Sample dataframe:
import pandas as pd
df1 = pd.DataFrame({'date': ['2022-02-25','2022-02-26','2022-02-25'],
'attempt_1':[1,0,0],
'attempt_2':[0,0,1],
'attempt_3':[1,1,0]})
df1
The following code takes 1hr 30mins to process about 252k rows and 75 columns. Unfortunately, that is too long and I don't know if there is any method out there that can replace(?) this to reduce the processing time.
dategrp = set(df1["date"])
dfs_to_dategrp = []
for trial in df1.columns[:]:
save_sf = {k:{"success":0, "fail":0} for k in dategrp}
for c in dategrp:
save_sf[c]["success"] = len(df1[(df1["date"]==c) & (df1[trial]==1)])
save_sf[c]["fail"] = len(df1[(df1["date"]==c) & (df1[trial]==0)])
new_df1 = pd.DataFrame(save_sf)
new_df1 = new_df1.T
dfs_to_dategrp.append(new_df1)
result= pd.concat(dfs_to_dategrp, axis = 1)
result
So in the dataframe, the columns are populated randomly with 1s (success) and 0s (fail). This code goes through each rows and columns (this method is too long) to group and total the 1s and 0s to the date of occurence.
Here is the output
Any help given will be appreciated.

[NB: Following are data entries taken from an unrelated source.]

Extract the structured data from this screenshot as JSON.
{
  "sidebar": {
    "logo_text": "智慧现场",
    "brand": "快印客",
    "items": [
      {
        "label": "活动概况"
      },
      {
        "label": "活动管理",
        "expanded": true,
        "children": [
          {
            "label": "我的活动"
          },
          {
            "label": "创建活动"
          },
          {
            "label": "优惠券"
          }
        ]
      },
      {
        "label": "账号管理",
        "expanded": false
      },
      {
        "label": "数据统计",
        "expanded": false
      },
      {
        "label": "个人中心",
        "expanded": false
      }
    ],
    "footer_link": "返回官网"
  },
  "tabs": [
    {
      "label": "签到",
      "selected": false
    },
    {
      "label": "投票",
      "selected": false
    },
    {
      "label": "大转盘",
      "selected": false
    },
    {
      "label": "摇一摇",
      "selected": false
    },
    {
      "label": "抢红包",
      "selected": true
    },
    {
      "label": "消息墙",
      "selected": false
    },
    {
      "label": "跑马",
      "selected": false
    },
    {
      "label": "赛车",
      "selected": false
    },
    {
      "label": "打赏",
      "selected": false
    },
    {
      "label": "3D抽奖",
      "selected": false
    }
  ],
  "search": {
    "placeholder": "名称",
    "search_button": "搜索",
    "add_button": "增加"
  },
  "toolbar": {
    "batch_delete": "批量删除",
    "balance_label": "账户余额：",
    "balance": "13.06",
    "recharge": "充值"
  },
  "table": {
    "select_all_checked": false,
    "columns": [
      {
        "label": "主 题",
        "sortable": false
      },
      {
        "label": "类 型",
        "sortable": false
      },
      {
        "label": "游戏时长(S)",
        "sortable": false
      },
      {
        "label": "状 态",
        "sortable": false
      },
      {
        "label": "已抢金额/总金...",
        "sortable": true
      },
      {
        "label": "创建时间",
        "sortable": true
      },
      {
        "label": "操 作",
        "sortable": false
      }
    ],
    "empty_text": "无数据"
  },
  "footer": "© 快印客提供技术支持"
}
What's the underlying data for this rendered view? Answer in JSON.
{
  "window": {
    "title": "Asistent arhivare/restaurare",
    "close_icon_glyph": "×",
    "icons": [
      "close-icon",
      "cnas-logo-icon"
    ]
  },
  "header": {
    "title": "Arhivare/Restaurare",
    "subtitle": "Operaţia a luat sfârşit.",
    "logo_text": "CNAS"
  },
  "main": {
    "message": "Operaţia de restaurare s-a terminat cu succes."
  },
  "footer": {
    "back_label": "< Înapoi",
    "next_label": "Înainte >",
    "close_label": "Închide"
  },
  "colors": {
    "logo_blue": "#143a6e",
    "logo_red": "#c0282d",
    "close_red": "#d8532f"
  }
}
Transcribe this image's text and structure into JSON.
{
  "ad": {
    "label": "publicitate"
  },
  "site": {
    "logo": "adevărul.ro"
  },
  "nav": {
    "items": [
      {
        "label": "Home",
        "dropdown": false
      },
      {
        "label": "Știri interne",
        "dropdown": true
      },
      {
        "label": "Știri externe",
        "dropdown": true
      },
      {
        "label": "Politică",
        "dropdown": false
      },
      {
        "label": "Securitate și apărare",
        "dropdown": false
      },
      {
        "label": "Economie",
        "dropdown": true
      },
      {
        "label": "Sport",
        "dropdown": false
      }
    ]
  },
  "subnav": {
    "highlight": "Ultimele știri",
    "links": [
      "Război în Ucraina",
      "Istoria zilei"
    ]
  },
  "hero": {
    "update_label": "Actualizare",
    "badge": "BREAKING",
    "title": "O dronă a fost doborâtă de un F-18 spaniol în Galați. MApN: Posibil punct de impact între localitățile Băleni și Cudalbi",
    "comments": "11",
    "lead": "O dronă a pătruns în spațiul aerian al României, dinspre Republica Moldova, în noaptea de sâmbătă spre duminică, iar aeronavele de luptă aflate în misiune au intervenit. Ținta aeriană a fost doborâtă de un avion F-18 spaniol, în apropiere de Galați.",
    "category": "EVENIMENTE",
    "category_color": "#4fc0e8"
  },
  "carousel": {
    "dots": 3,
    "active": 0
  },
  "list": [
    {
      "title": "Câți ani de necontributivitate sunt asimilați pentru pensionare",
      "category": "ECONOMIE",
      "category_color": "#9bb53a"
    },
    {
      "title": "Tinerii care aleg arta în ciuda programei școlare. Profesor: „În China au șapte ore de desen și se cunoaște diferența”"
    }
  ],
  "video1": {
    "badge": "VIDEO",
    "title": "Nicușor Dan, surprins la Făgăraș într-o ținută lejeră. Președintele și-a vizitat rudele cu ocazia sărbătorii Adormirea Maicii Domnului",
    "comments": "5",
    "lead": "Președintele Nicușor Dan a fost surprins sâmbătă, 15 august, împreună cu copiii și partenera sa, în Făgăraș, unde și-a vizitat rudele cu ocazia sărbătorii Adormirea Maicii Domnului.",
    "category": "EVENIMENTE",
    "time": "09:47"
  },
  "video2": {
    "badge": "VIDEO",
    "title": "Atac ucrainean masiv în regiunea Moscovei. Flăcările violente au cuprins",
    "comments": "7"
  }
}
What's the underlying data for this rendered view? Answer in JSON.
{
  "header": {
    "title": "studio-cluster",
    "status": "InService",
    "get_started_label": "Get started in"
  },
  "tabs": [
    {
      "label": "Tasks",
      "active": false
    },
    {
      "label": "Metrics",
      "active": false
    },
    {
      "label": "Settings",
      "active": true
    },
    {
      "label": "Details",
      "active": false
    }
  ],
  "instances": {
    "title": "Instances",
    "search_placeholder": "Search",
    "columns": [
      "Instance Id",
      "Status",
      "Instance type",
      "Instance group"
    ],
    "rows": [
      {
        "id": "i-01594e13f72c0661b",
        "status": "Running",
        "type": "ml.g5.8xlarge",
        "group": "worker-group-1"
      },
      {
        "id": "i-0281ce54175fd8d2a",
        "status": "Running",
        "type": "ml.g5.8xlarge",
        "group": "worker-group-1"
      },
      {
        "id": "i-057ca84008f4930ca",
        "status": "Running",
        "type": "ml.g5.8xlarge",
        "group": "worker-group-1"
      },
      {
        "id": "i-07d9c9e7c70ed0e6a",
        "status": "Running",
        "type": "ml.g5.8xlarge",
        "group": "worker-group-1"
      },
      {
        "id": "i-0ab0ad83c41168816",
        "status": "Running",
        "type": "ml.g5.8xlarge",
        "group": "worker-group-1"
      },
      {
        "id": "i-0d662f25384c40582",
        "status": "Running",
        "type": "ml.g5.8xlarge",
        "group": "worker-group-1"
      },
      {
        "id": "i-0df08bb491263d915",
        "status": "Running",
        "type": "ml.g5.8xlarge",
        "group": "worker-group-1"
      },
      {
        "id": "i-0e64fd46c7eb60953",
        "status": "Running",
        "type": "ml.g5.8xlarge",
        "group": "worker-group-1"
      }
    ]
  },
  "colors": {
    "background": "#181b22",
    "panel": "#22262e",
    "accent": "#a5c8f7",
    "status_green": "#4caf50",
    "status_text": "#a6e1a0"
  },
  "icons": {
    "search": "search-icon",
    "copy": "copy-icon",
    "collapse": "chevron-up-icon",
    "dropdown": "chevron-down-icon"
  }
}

Thanks.
CodePudding user response:
Just a hunch: If your dataframe df1
looks somehow like
df1 = pd.DataFrame(
{"date": ["2022-03-09", "2022-03-09", "2022-03-10"],
"trial_1": [1, 0, 1], "trial_2": [1, 1, 1], "trial_3": [0, 0, 0]}
)
df1.date = pd.to_datetime(df1.date)
date t_1 t_2 t_3
0 2022-03-09 1 1 0
1 2022-03-09 0 1 0
2 2022-03-10 1 1 0
then you could use .groupby
and .agg
do something like
def success(ser): return ser.sum()
def failure(ser): return ser.eq(0).sum()
result = df1.groupby("date").agg(**{
**{f"{col}_success": (col, success) for col in df1.columns if col != "date"},
**{f"{col}_failure": (col, failure) for col in df1.columns if col != "date"}
})
to get a result
like
t_1_success t_2_success t_3_success t_1_failure t_2_failure \
date
2022-03-09 1 2 0 1 0
2022-03-10 1 1 0 0 0
t_3_failure
date
2022-03-09 2
2022-03-10 1
or
result = df1.groupby("date").agg(
**dict(col
for pair in [[(f"{c}_success", (c, success)), (f"{c}_failure", (c, failure))]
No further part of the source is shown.